IAN Bell, of the Lancashire Partnership for Road Safety (Letters, August 30) compared the road death toll on Lancashire roads between this year and the last.
With nine fewer deaths this year it could well be that the country's roads are a little safer and lives are being saved.
However, how do we measure lives saved? This is the rub when it comes to road safety. According to the Lancashire Partnership, saving lives means improving road safety with 20mph zones, road humps, traffic-calming schemes and red light and speed cameras.
The road death toll may well have been reduced by nine, but in comparison the rate for the same period for Lincolnshire, where road safety schemes have also been implemented, the number of deaths has increased by 20.
Over the last 10 years the issue of road safety has become high on the agenda in our modern risk-aversive society, but has the interest in improving road safety had any significant effect on actually it?
Therefore, define road safety. Is it about reducing the fear of danger felt by road users or is it actually about seriously reducing road casualty and death rates?
Over the past five years there has been an explosion of road safety schemes and, in the main, the casualty rate has been declining. But it is not as low as it was in 1991 and the overall road-death toll has remained static at around 3,500 deaths a year -- the lowest rate in Europe.
In my opinion, the effectiveness of current safety schemes can be judged by how the casualty and death rates are reduced. Given that schemes have been in place for a significant period, then maybe a change in the approach is what is needed.
Also, given that the greater proportion of accidents in which people die are not caused through speed, then would it not be sensible to place greater emphasis on general standards of skill as well, as driving courtesy, in order to lower figures.

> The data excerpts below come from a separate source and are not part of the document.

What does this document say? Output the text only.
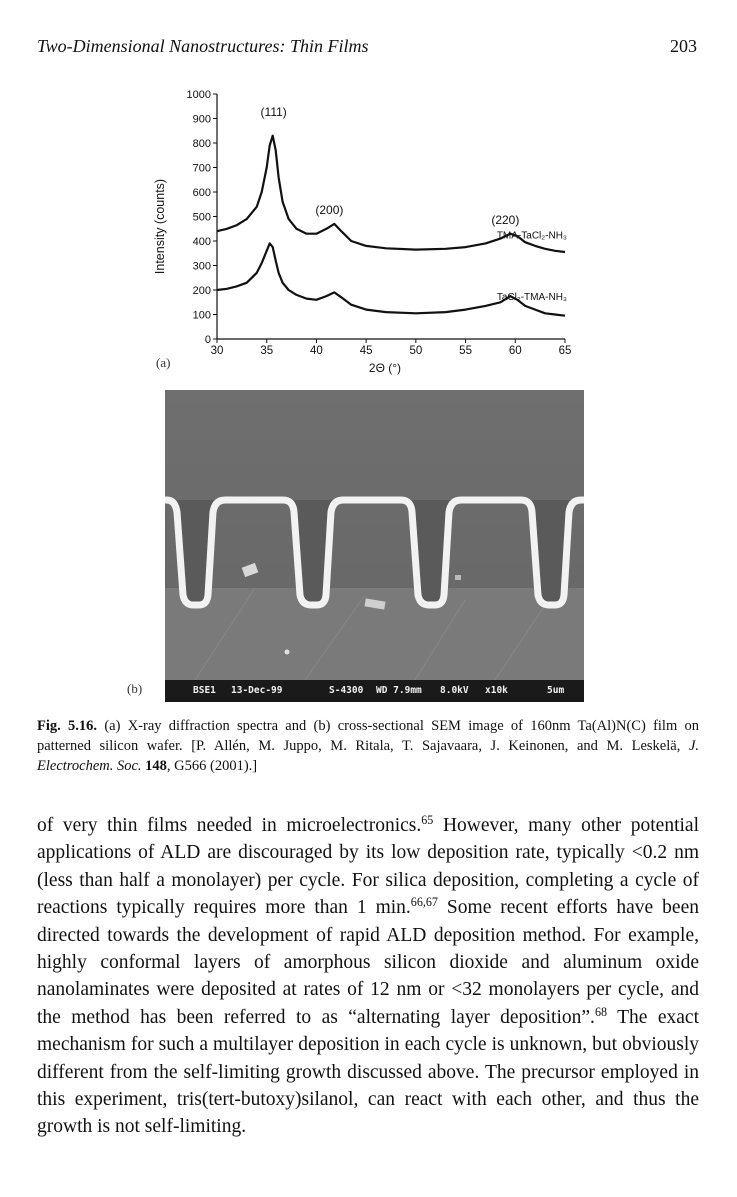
Two-Dimensional Nanostructures: Thin Films	203
(a)
0
100
200
300
400
500
600
700
800
900
1000
30	35	40	45	50	55	60	65
2Θ (°)
Intensity (counts)
(111)
(200)
(220)
TMA-TaCl₂-NH₃
TaCl₂-TMA-NH₃
(b)	BSE1 13-Dec-99	S-4300 WD 7.9mm 8.0kV x10k	5um
Fig. 5.16. (a) X-ray diffraction spectra and (b) cross-sectional SEM image of 160nm Ta(Al)N(C) film on patterned silicon wafer. [P. Allén, M. Juppo, M. Ritala, T. Sajavaara, J. Keinonen, and M. Leskelä, J. Electrochem. Soc. 148, G566 (2001).]

of very thin films needed in microelectronics.$^{65}$ However, many other potential applications of ALD are discouraged by its low deposition rate, typically <0.2 nm (less than half a monolayer) per cycle. For silica deposition, completing a cycle of reactions typically requires more than 1 min.$^{66,67}$ Some recent efforts have been directed towards the development of rapid ALD deposition method. For example, highly conformal layers of amorphous silicon dioxide and aluminum oxide nanolaminates were deposited at rates of 12 nm or <32 monolayers per cycle, and the method has been referred to as “alternating layer deposition”.$^{68}$ The exact mechanism for such a multilayer deposition in each cycle is unknown, but obviously different from the self-limiting growth discussed above. The precursor employed in this experiment, tris(tert-butoxy)silanol, can react with each other, and thus the growth is not self-limiting.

Any competent driver will recognise that there is a lack of basic driving skill on our roads, not just in terms of bad driving but a lack of ability to observe, react and manage a vehicle appropriately and competently.
I would suggest that the abundance of road management devices that drivers are confronted with today represents merely a message and is not a serious attempt to modify driver behaviour.
To truly reduce death and casualty rates what are needed are less draconian methods that attempt to improve road safety as well as improved methods of driver training so that learners are taught to drive and not just taught to pass a series of tests -- therefore effectively preventing problems without the need to cure them.
IAN TALBOT, Limefield Road, Radcliffe, Manchester.